How we use pyrosequencing to detect azole resistance genes in Aspergillus fumigatus

Susceptibility testing can substantially improve mortality rates from serious fungal infections such as invasive aspergillosis (IA), and this is likely to become more important as antifungal resistance rates continue to rise. However, many settings do not order this testing routinely.

Azole resistance is also a problem for patients with chronic pulmonary aspergillosis (CPA) as resistance to first-line treatments (itraconazole/voriconazole) may develop in as little as 4 months.

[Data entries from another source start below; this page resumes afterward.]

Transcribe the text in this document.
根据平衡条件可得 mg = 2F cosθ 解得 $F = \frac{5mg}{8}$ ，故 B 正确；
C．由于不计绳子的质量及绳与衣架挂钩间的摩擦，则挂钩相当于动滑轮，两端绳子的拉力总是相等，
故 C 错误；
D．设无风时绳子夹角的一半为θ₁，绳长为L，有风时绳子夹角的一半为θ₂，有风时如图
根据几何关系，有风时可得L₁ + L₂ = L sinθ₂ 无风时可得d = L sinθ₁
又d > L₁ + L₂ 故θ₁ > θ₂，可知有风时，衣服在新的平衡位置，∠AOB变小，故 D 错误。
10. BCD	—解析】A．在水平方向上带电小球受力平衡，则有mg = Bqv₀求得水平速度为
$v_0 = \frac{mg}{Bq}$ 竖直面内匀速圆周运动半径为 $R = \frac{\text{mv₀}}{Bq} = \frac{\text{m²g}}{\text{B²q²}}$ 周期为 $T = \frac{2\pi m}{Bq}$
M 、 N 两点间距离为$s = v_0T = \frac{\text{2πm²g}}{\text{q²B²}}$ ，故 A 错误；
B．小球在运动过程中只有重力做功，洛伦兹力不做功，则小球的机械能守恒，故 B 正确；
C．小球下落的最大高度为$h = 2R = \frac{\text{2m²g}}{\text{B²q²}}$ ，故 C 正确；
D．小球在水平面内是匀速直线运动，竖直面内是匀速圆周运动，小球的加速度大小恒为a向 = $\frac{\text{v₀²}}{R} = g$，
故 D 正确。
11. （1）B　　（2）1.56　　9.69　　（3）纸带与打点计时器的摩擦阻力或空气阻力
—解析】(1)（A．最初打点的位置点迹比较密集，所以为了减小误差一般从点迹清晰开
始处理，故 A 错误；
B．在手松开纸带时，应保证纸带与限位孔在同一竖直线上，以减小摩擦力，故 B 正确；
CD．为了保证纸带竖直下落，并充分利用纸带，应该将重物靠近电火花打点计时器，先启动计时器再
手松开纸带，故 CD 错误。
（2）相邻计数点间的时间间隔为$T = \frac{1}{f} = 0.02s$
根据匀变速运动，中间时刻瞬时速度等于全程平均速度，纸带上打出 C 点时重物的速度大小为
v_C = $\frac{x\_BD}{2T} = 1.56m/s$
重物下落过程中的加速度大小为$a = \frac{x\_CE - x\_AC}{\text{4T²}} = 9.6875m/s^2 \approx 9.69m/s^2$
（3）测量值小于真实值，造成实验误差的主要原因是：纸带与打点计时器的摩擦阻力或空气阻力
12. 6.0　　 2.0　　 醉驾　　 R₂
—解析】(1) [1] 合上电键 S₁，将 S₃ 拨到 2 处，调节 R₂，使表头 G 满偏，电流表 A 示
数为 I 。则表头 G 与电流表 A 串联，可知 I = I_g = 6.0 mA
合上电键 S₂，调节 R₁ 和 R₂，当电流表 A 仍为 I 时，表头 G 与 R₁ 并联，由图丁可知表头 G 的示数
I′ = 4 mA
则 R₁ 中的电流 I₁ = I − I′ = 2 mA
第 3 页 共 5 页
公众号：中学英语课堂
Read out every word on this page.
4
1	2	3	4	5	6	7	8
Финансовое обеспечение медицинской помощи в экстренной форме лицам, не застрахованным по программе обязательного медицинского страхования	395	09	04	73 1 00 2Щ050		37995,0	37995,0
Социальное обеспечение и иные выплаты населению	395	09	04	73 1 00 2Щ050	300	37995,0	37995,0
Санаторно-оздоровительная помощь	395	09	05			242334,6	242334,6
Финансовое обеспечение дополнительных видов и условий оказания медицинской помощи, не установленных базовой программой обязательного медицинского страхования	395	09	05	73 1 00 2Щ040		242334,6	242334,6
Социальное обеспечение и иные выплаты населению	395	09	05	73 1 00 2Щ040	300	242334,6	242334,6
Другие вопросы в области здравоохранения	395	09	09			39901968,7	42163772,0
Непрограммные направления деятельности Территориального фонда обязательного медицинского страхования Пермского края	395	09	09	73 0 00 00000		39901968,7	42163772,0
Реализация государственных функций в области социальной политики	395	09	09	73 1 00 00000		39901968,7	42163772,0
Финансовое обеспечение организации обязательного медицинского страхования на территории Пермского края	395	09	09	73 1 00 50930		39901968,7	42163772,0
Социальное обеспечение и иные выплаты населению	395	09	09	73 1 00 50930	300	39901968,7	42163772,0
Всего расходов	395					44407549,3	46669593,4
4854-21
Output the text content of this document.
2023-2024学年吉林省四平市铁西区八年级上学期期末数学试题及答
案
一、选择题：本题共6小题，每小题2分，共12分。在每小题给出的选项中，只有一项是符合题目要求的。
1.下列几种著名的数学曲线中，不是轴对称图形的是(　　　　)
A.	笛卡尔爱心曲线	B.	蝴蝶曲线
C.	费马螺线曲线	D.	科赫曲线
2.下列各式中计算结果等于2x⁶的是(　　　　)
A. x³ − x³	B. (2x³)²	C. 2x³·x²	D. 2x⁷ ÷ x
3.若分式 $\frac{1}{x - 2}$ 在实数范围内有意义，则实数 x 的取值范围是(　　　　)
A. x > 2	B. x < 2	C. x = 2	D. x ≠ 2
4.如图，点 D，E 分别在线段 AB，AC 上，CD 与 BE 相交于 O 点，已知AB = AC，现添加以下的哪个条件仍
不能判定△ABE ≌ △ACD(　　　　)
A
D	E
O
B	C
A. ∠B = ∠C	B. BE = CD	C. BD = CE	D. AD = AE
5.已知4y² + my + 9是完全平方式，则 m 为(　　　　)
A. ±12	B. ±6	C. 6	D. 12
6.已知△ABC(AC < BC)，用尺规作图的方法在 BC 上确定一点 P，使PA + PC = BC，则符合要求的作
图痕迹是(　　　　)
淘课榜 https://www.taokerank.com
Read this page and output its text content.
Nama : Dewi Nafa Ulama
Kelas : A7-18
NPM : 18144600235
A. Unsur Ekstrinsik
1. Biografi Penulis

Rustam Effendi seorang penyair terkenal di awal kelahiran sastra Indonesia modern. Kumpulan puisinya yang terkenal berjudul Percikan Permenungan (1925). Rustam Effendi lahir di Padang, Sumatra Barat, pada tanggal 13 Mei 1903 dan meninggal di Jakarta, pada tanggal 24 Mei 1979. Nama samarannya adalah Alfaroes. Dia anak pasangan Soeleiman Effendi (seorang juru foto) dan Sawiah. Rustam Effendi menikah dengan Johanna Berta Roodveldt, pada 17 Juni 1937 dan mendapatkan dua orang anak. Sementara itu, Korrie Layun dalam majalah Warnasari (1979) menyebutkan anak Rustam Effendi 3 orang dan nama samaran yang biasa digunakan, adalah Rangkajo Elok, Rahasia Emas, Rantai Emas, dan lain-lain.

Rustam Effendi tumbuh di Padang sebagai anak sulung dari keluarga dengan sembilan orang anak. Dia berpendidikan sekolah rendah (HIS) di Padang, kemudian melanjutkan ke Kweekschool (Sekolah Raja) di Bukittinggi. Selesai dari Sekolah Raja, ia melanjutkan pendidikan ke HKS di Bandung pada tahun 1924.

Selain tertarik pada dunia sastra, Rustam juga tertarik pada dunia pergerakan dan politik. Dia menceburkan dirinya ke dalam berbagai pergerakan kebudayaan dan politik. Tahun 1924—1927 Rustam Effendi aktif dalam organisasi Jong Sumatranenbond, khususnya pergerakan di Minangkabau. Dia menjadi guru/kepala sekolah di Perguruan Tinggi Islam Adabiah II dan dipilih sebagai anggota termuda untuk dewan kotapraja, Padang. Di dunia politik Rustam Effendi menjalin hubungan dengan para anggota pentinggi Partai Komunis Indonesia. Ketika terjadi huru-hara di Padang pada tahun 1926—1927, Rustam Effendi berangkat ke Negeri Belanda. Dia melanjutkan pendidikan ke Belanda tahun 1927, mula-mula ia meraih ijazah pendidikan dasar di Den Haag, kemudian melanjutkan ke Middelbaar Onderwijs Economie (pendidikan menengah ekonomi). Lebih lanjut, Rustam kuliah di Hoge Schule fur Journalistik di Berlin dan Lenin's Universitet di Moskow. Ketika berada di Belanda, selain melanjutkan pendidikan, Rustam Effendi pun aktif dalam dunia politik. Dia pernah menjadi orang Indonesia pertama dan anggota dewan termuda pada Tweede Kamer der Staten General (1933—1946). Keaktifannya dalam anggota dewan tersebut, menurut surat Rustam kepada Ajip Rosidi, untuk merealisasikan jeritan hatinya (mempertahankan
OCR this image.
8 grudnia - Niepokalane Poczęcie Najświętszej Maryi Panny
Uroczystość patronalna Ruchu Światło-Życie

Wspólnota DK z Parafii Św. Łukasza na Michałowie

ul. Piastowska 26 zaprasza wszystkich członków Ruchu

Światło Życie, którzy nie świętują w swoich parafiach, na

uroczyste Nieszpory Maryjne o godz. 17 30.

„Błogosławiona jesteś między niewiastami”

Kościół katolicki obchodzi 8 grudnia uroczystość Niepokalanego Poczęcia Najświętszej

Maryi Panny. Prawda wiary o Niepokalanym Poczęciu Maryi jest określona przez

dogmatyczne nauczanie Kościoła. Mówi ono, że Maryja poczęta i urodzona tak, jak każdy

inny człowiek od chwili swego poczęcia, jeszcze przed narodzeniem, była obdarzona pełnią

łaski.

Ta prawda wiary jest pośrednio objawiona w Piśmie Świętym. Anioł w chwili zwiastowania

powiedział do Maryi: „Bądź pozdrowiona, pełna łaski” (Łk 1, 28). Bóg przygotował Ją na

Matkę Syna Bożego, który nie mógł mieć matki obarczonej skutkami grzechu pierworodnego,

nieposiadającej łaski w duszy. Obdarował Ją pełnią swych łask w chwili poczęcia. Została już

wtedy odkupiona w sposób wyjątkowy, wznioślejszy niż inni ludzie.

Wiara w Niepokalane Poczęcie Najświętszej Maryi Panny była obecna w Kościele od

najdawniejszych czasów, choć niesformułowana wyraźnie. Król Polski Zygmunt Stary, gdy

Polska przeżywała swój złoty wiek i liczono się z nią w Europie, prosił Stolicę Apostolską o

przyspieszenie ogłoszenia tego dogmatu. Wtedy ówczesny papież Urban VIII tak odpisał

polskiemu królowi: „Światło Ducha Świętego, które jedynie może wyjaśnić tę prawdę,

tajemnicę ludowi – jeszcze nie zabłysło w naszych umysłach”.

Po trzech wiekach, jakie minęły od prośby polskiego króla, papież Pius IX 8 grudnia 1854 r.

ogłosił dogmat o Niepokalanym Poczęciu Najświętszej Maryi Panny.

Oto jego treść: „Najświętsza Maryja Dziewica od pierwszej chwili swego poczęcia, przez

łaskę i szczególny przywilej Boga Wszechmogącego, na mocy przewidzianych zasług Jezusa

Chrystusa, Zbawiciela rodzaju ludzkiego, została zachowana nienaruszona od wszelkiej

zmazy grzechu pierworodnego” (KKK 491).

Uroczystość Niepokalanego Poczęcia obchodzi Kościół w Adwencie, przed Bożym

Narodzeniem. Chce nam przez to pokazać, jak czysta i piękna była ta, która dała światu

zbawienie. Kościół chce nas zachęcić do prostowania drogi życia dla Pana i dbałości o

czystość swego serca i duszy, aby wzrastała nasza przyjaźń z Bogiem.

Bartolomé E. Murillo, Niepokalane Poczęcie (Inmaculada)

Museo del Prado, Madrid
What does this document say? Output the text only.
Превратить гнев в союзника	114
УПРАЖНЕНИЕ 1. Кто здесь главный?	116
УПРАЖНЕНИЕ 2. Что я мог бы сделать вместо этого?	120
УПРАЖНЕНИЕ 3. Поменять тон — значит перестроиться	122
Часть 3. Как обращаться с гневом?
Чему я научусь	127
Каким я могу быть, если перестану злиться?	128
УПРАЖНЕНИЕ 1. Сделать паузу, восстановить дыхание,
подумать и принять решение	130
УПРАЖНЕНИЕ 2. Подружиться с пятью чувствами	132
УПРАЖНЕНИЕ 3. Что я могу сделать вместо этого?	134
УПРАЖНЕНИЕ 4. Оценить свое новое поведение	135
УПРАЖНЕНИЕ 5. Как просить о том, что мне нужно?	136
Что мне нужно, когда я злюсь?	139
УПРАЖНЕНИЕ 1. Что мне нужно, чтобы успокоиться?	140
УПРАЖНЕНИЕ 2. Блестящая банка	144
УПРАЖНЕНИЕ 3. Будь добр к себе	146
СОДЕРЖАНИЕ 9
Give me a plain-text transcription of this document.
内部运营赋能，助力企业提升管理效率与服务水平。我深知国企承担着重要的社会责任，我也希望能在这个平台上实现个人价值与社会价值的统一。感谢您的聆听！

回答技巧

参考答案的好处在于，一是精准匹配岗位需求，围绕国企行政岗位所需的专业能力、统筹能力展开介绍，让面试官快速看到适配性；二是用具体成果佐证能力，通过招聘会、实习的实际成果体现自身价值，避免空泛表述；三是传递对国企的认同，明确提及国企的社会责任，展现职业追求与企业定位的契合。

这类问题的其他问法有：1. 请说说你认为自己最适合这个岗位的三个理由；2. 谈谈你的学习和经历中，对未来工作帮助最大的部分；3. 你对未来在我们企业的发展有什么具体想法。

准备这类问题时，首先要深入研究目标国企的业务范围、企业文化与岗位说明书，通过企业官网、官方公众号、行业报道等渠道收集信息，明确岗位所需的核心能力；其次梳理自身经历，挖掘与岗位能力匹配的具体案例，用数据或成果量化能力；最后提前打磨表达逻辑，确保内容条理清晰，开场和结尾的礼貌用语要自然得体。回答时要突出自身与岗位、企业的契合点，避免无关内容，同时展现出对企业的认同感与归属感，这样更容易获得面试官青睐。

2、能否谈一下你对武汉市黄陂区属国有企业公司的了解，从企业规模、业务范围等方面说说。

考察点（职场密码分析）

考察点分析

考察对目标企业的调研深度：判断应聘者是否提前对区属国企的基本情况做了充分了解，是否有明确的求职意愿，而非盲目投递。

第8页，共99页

Conventional susceptibility testing methods (e.g. microdilution) are performed on cultures grown from patient samples on specialist agar media, but in more than half of cases the broncheolar lavage (BAL) samples are culture negative. Therefore, we developed an in-house pyrosequencing method that detects cyp51 azole-resistance alleles directly from respiratory samples.

The technical bit: cyp51 gene sequences are amplified by PCR and purified using biotinylated primers. Pyrosequencing produces 150-bp reads that are compared against a reference genome.

Our test has a faster turnaround time (14h process) than culture-based methods and covers a wider range of mutations than PCR-based methods . It has a similar limit of detection to existing RT-PCR assays and it can be used on samples where several different strains of fungi are present.

While we currently offer the test for Aspergillus fumigatus only, the method could be adapted for other fungi and genes of interest.